Sounders open with new look, same goal

  • By John Boyle Herald Writer
  • Friday, March 7, 2014 11:13pm
  • SportsSports

TUKWILA — The Seattle Sounders spent much of the 2014 offseason overhauling their roster.

Now fans start finding out if it worked.

After a late-season collapse nearly kept the Sounders out of the playoffs — where they again fell short of their championship goals — Seattle’s front office was faced with a conundrum. The team could keep head coach Sigi Schmid, a proven winner who won a title with Columbus and has led the Sounders to the playoffs in all five of their seasons in Major League Soccer, or fire the only coach the franchise has known in the hopes that new blood could get them over the hump in the playoffs.

And when Sounders ownership came to the conclusion that Schmid wasn’t the problem, that meant figuring out what was wrong with a talented roster that had a Jekyll-and-Hyde 2013 season. Basically, the Sounders couldn’t choose to keep Schmid and leave the roster largely intact, not after that finish to the season. Status quo wasn’t cutting it, so with Schmid still here, many key players from Seattle’s past are not.

Gone are regulars like Eddie Johnson, Michael Gspurning, Mauro Rosales and Jhon Kennedy Hurtado. Key new additions have been brought in like Kenny Cooper, Chad Marshall, Stefan Frei and Marco Pappa.

The Sounders are certainly different than the team that walked off the field in November after a playoff loss in Portland, but are they better? Starting with today’s opener against defending champion Sporting Kansas City, fans are going to start finding out.

“We’re Seattle, we’re unconventional,” Schmid said. “We weren’t a conventional expansion team … It’s the same thing here; we’re not a team that’s going to rebuild. We felt we needed to make some moves and change some things as we approach the game, but from the standpoint of, are our expectations any less? No, our expectations aren’t less.

“I know that puts a lot of pressure on the players, puts a lot of pressure on myself and the rest of the staff, but that’s the way we like it. We’re always going to try to achieve the best.”

Schmid and his players are confident that all the off-season change will lead to an improved team in 2014. By identifying a nucleus that included designated players Clint Dempsey, Obafemi Martins and Osvaldo Alonso, as well as players like Brad Evans, Lamar Neagle and DeAndre Yedlin, then shaking things up around them, there is hope this version of the Sounders can be the one that finally wins an MLS title.

“I feel great, very confident in this team,” Yedlin said. “There’s a lot of new faces, but they’re all great players. We’re still trying to work together and mold together, and that takes time, but once we get that done, we’re going to be a team that’s hard to beat.”

Last year, the Sounders and Schmid talked about the pressure being on after four consecutive years of playoff disappointment. At one point last summer, the Sounders looked like they were on their way to the league’s best record — right up until they starting loosing at a franchise-record rate.

Schmid kept his job in Seattle, many of his players didn’t and now everyone knows that 2014 needs to be the season when that big roster shakeup pays off. It starts today when a team that is still learning how to play together will try to start off fast in order to erase the memories of 2013.

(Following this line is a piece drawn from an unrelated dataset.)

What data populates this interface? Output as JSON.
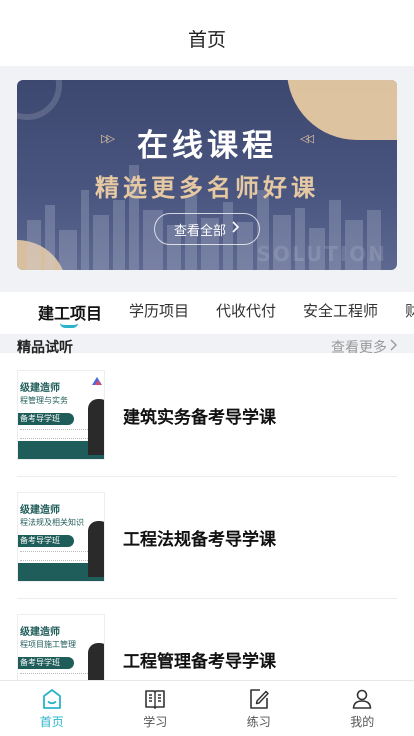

“If we don’t get a result in the first one or two games, it’s going to be tough,” Evans said.

“So for us it’s, get off to a good start. I think we’ve really got the guys to really make a push, and they’re all good guys. I just want this club to do well, and I think we can.”

On paper, it’s hard to say whether or not the Sounders are actually more talented with all the moves they made.

Johnson, the leading scorer the past two seasons, is gone, as is Rosales, who holds the club record for assists in a season. The hope is that this year’s team has improved chemistry — something Schmid, players and general manager Adrian Hanauer have admitted wasn’t great at times a year ago. The hope is that improved team chemistry can be the ingredient that turns a talented team into a championship one.

It might work, it might not. Either way, the Sounders are just happy to be putting the memories of last year’s collapse in the rearview mirror.

“They’ve been waiting for the start of this season since the end of last season,” Schmid said of his players. “… All of our guys who were with us last year realize that that wasn’t the true reflection of what they’re all about. All you want to do as a player when you have a season end like that is have the next season start so you can get going again and put that in the background, because we’re not going to stop talking about last season until we play our first game this year, so let’s get that over with and move forward.”